Nearly half of neonatal therapeutics are used off-label, lacking adequate data on safety, efficacy, and appropriate dosing in this population.[1] Dosing in neonates is particularly challenging; neonatal physiology differs substantially compared with older children and adults, which affects important components of drug disposition, including drug absorption, distribution, metabolism, and excretion.[2] Adequate consideration of key differences is essential to ensure that therapeutic agents are safe and effective for this vulnerable population. Herein, we describe physiologic differences in neonatal drug absorption, distribution, metabolism, and elimination and provide examples that underscore the importance of these mechanisms in neonatal drug dosing.

Absorption

Drugs that are given by the oral route are absorbed through the mucosa of the gastrointestinal tract and may be influenced by numerous factors, including food or other drugs, luminal pH, gastric emptying time, and intestinal expression of transport proteins and drug-metabolizing enzymes. Compared with older children and adults, neonates have delayed gastric emptying time, decreased intestinal motility, and increased gastrointestinal wall permeability.[2] Such physiology contributes to high variability in absorption. In addition, the alkaline pH in neonates results in increased bioavailability of acid-labile drugs (e.g., penicillins) and unexpectedly low bioavailability of weakly acidic drugs (e.g., phenobarbital and phenytoin).[3]

Transdermal application of drugs is increased in neonates due to a thinner stratum corneum, increased skin perfusion, and higher body surface area compared with body mass.[4] Neonates also have higher proportions of total body and extracellular water and lower proportions of fat and muscle per body mass, resulting in greater absorption of intramuscular and percutaneous drugs that are water soluble.[2] Greater absorption generally leads to higher plasma concentrations and increased risk for toxicity.
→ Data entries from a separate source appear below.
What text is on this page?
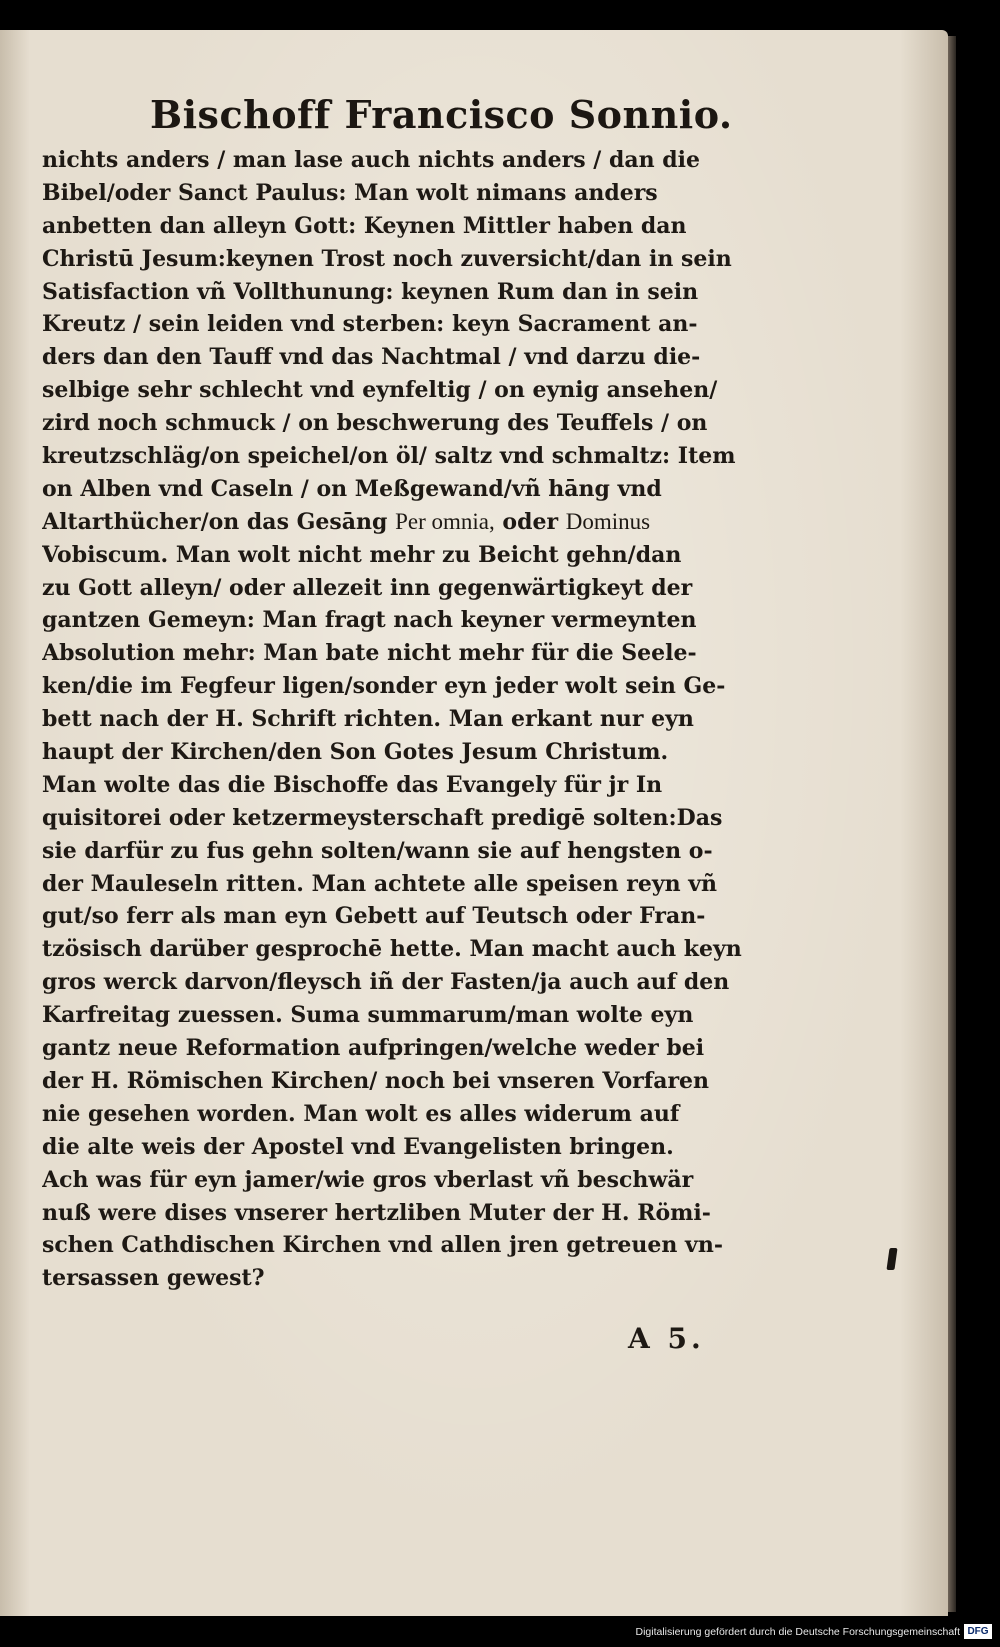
Bischoff Francisco Sonnio.
nichts anders / man lase auch nichts anders / dan die
Bibel/oder Sanct Paulus: Man wolt nimans anders
anbetten dan alleyn Gott: Keynen Mittler haben dan
Christū Jesum:keynen Trost noch zuversicht/dan in sein
Satisfaction vñ Vollthunung: keynen Rum dan in sein
Kreutz / sein leiden vnd sterben: keyn Sacrament an-
ders dan den Tauff vnd das Nachtmal / vnd darzu die-
selbige sehr schlecht vnd eynfeltig / on eynig ansehen/
zird noch schmuck / on beschwerung des Teuffels / on
kreutzschläg/on speichel/on öl/ saltz vnd schmaltz: Item
on Alben vnd Caseln / on Meßgewand/vñ hāng vnd
Altarthücher/on das Gesāng Per omnia, oder Dominus
Vobiscum. Man wolt nicht mehr zu Beicht gehn/dan
zu Gott alleyn/ oder allezeit inn gegenwärtigkeyt der
gantzen Gemeyn: Man fragt nach keyner vermeynten
Absolution mehr: Man bate nicht mehr für die Seele-
ken/die im Fegfeur ligen/sonder eyn jeder wolt sein Ge-
bett nach der H. Schrift richten. Man erkant nur eyn
haupt der Kirchen/den Son Gotes Jesum Christum.
Man wolte das die Bischoffe das Evangely für jr In
quisitorei oder ketzermeysterschaft predigē solten:Das
sie darfür zu fus gehn solten/wann sie auf hengsten o-
der Mauleseln ritten. Man achtete alle speisen reyn vñ
gut/so ferr als man eyn Gebett auf Teutsch oder Fran-
tzösisch darüber gesprochē hette. Man macht auch keyn
gros werck darvon/fleysch iñ der Fasten/ja auch auf den
Karfreitag zuessen. Suma summarum/man wolte eyn
gantz neue Reformation aufpringen/welche weder bei
der H. Römischen Kirchen/ noch bei vnseren Vorfaren
nie gesehen worden. Man wolt es alles widerum auf
die alte weis der Apostel vnd Evangelisten bringen.
Ach was für eyn jamer/wie gros vberlast vñ beschwär
nuß were dises vnserer hertzliben Muter der H. Römi-
schen Cathdischen Kirchen vnd allen jren getreuen vn-
tersassen gewest?
A 5.
Digitalisierung gefördert durch die Deutsche Forschungsgemeinschaft DFG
Alternatively increased transdermal absorption can be leveraged to minimize more invasive methods of administration. In 20 infants, ≤ 30 weeks gestational age (GA) transdermal theophylline gel resulted in adequate blood levels for up to 70 hours.[5]

Distribution

In addition to its effect on drug absorption, body composition markedly contributes to drug distribution. Water constitutes approximately 80% of total body mass in neonates and declines to the adult value of 60% within the first year of life, resulting in increased volume of distribution of water soluble drugs in neonates relative to adults, and lower drug concentrations in plasma.[2] In addition, lower protein concentrations and lower affinity for drug binding in neonates compared with older children and adults can result in greater drug effect at a lower dose.[2] Furthermore, after the first week of life, bilirubin has increasing affinity for albumin; hyperbilirubinemia, a common finding in this population, can further limit drug–protein binding and enhance concentrations of unbound drug.[6]

Neonatal physiology has especially important implications for drug distribution to organs such as the brain. Neonates exhibit higher permeability of the blood–brain barrier and a higher ratio of cerebral to systemic blood flow compared with older children and adults.[7] Combined with higher concentrations of unbound protein, these factors can result in higher central nervous system (CNS) concentrations for drugs with usually limited permeability, increased efficacy at a lower drug dose, and the possibility for more frequent or severe adverse events of CNS.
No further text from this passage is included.